Leur nom vient du latin « tardus gradus » que l’on peut traduire par « marcheur lent ».
Pourtant, ils voyagent vite et sans aucune limite, puisqu’ils circulent en se laissant porter par les vents ou en se posant sur ailes des oiseaux migrateurs.
Sous le microscope, on peut mieux les voir.
Les tardigrades ressemblent à de minuscules hippopotames avec huit pattes terminées par des griffes.
Ils ont deux yeux, un système nerveux avec des neurones, un système digestif avec un intestin, une bouche placée à l’extrémité d’une trompe rétractile.
En fait, ils sont assez mignons et il existe même des peluches qui les représentent qui ont beaucoup succès auprès des enfants.
Comment les tardigrades peuvent-ils résister dans un milieu extrême comme la Lune ?
Pour survivre sur la Lune sans scaphandre, ni capsule, il faut supporter un froid de moins 190° durant la nuit lunaire et une chaleur de plus 120° durant le jour lunaire.
Et un jour, ou une nuit lunaire, dure 15 jours terrestres.
En outre, la surface de la Lune n’est pas protégée des rayonnements cosmiques, mortels pour la plupart des formes de vie.
Cependant, les tardigrades sont très forts.
Ils peuvent supporter le froid jusqu’à moins 272° Celsius et la chaleur jusqu’à plus 150°.
Seul élément qui risque de manquer : l’eau contenant les micro algues qui les nourrissent, mais vu leur extraordinaire capacité d’adaptation, ils peuvent peut-être trouver dans les poussières lunaires une forme nouvelle d’alimentation.
Les tardigrades pourraient-ils se reproduire pour coloniser la Lune ?
Ce n’est pas forcément de la science-fiction, car non seulement ces petits animaux surdoués résistent à tout, mais en plus, ils ont un système de reproduction mixte.

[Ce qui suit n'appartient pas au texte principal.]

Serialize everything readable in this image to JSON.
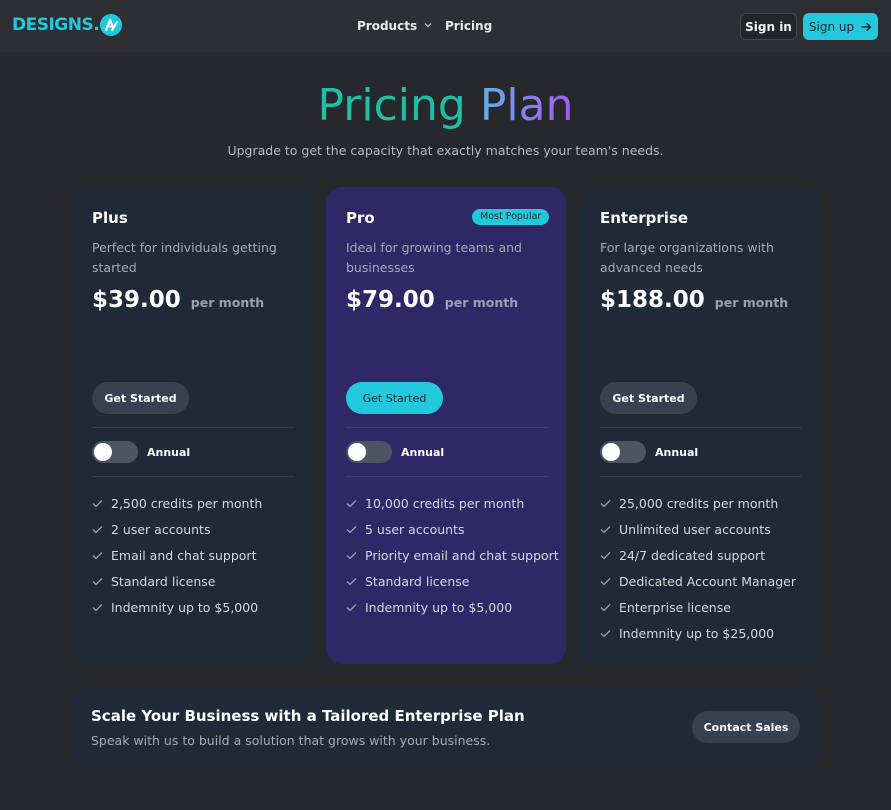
{
  "nav": {
    "logo_text": "DESIGNS.",
    "links": [
      {
        "label": "Products"
      },
      {
        "label": "Pricing"
      }
    ],
    "signin_label": "Sign in",
    "signup_label": "Sign up"
  },
  "hero": {
    "title_word1": "Pricing",
    "title_word2": "Plan",
    "subtitle": "Upgrade to get the capacity that exactly matches your team's needs."
  },
  "plans": [
    {
      "name": "Plus",
      "description": "Perfect for individuals getting started",
      "price": "$39.00",
      "period": "per month",
      "cta": "Get Started",
      "toggle_label": "Annual",
      "features": [
        "2,500 credits per month",
        "2 user accounts",
        "Email and chat support",
        "Standard license",
        "Indemnity up to $5,000"
      ]
    },
    {
      "name": "Pro",
      "badge": "Most Popular",
      "description": "Ideal for growing teams and businesses",
      "price": "$79.00",
      "period": "per month",
      "cta": "Get Started",
      "toggle_label": "Annual",
      "features": [
        "10,000 credits per month",
        "5 user accounts",
        "Priority email and chat support",
        "Standard license",
        "Indemnity up to $5,000"
      ]
    },
    {
      "name": "Enterprise",
      "description": "For large organizations with advanced needs",
      "price": "$188.00",
      "period": "per month",
      "cta": "Get Started",
      "toggle_label": "Annual",
      "features": [
        "25,000 credits per month",
        "Unlimited user accounts",
        "24/7 dedicated support",
        "Dedicated Account Manager",
        "Enterprise license",
        "Indemnity up to $25,000"
      ]
    }
  ],
  "cta_banner": {
    "title": "Scale Your Business with a Tailored Enterprise Plan",
    "subtitle": "Speak with us to build a solution that grows with your business.",
    "button": "Contact Sales"
  },
  "colors": {
    "accent": "#22c9dd",
    "card": "#1f2937",
    "pro_card": "#2e2866"
  }
}
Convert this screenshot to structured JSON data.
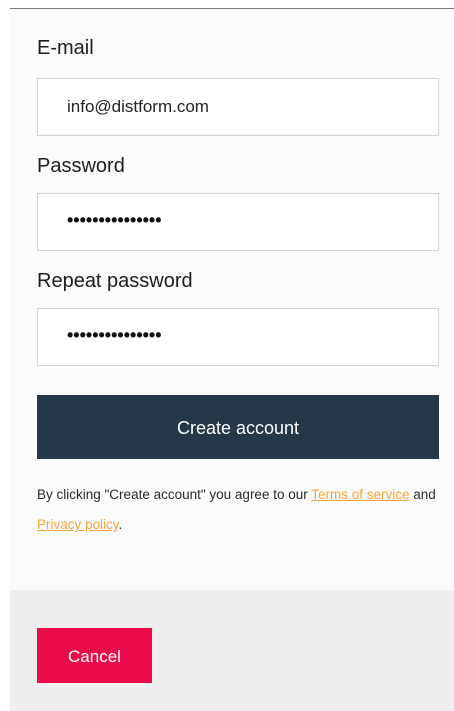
{
  "form": {
    "email": {
      "label": "E-mail",
      "value": "info@distform.com"
    },
    "password": {
      "label": "Password",
      "value": "•••••••••••••••"
    },
    "repeat_password": {
      "label": "Repeat password",
      "value": "•••••••••••••••"
    },
    "submit_label": "Create account",
    "legal": {
      "prefix": "By clicking \"Create account\" you agree to our ",
      "terms_link": "Terms of service",
      "middle": " and ",
      "privacy_link": "Privacy policy",
      "suffix": "."
    }
  },
  "footer": {
    "cancel_label": "Cancel"
  },
  "colors": {
    "primary_button": "#263848",
    "cancel_button": "#eb0a4a",
    "link": "#f3a53c"
  }
}
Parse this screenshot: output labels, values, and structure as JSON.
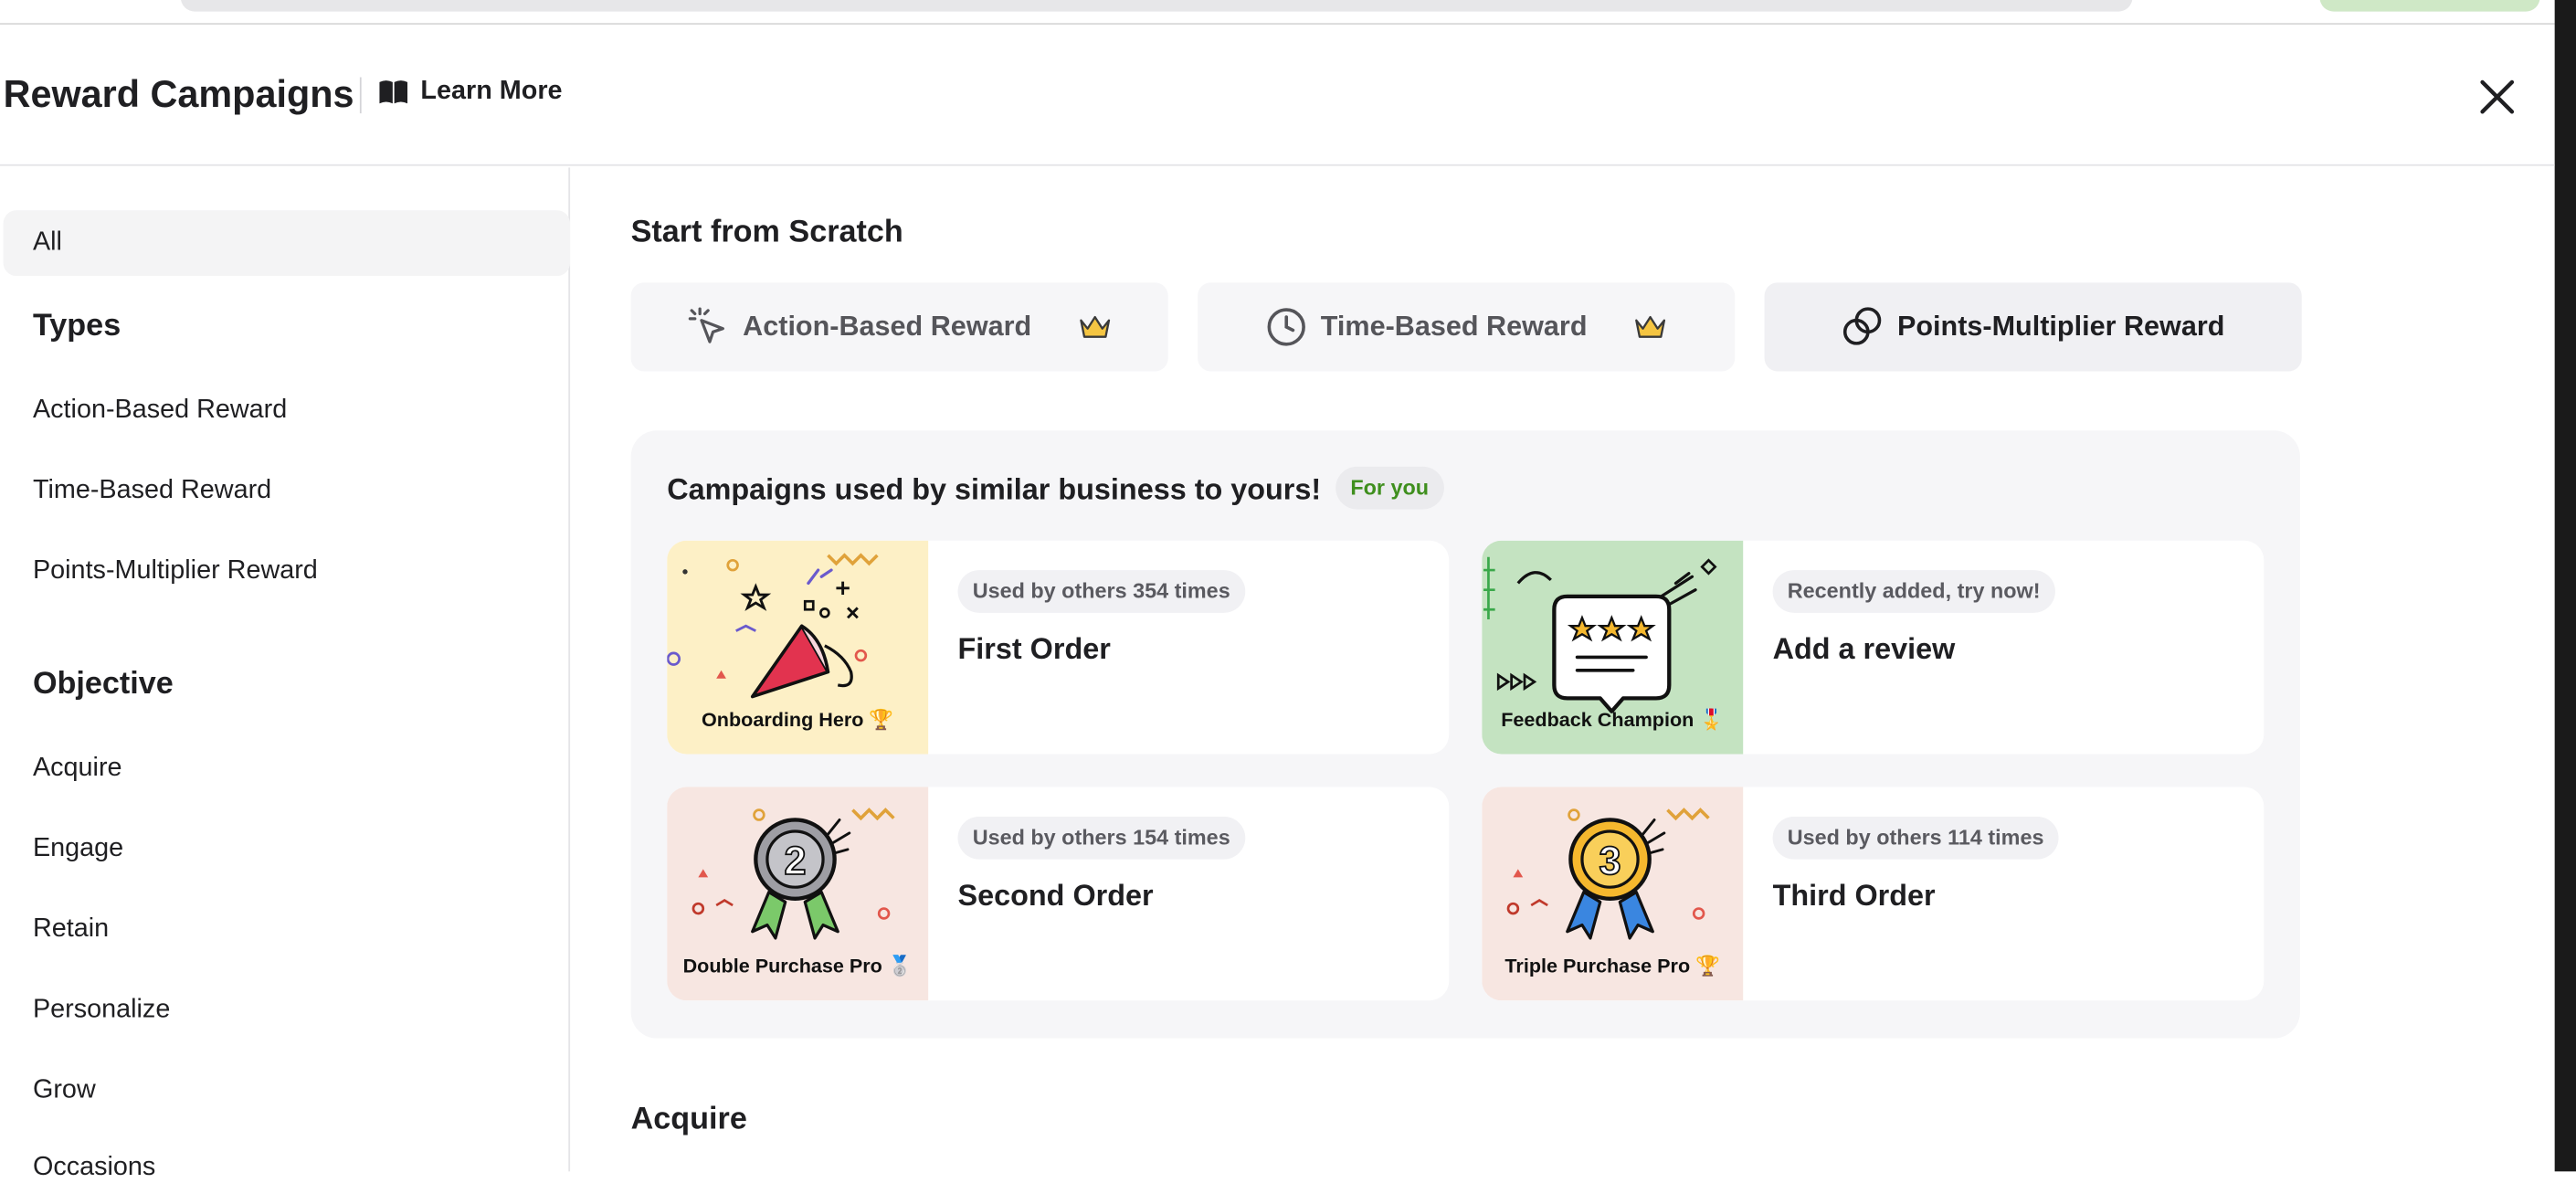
{
  "header": {
    "title": "Reward Campaigns",
    "learn_more": "Learn More"
  },
  "sidebar": {
    "all_label": "All",
    "types_heading": "Types",
    "types": [
      "Action-Based Reward",
      "Time-Based Reward",
      "Points-Multiplier Reward"
    ],
    "objective_heading": "Objective",
    "objectives": [
      "Acquire",
      "Engage",
      "Retain",
      "Personalize",
      "Grow",
      "Occasions"
    ]
  },
  "main": {
    "scratch_heading": "Start from Scratch",
    "type_buttons": [
      {
        "label": "Action-Based Reward",
        "icon": "cursor-click-icon",
        "premium": true
      },
      {
        "label": "Time-Based Reward",
        "icon": "clock-icon",
        "premium": true
      },
      {
        "label": "Points-Multiplier Reward",
        "icon": "coins-icon",
        "premium": false
      }
    ],
    "recommend_title": "Campaigns used by similar business to yours!",
    "for_you_badge": "For you",
    "campaigns": [
      {
        "thumb_label": "Onboarding Hero 🏆",
        "badge": "Used by others 354 times",
        "name": "First Order",
        "thumb_color": "#fdf0c6"
      },
      {
        "thumb_label": "Feedback Champion 🎖️",
        "badge": "Recently added, try now!",
        "name": "Add a review",
        "thumb_color": "#c4e3c1"
      },
      {
        "thumb_label": "Double Purchase Pro 🥈",
        "badge": "Used by others 154 times",
        "name": "Second Order",
        "thumb_color": "#f7e6e1"
      },
      {
        "thumb_label": "Triple Purchase Pro 🏆",
        "badge": "Used by others 114 times",
        "name": "Third Order",
        "thumb_color": "#f7e6e1"
      }
    ],
    "acquire_heading": "Acquire"
  },
  "colors": {
    "accent_green": "#3f8f1e",
    "crown_gold": "#f5c542"
  }
}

Soit, ils peuvent se reproduire de manière sexuée, comme nous avec des mâles et des femelles qui font l’amour, mais ils peuvent aussi se reproduire par parthénogenèse.
Car les tardigrades sont hermaphrodites, ils ont à la fois des gamètes mâles et des gamètes femelles, ils peuvent donc féconder eux-mêmes leurs propres œufs et se reproduire tout seuls sans le moindre partenaire.
Après l’éclosion de l’œuf, un tardigrade peut avoir une vie qui peut durer jusqu’à trois ans.
Et si les conditions extérieures deviennent vraiment trop difficiles, il peut se mettre dans un état spécial d’hibernation pour se réveiller plusieurs dizaines d’années plus tard.
Pour conclure, je rappellerai que le nom de la sonde est Berechit et que ce mot est le premier mot de la bible et il signifie en hébreu « Au commencement… ».
Alors peut-être qu’au commencement de la vie sur la Lune étaient vingt tardigrades.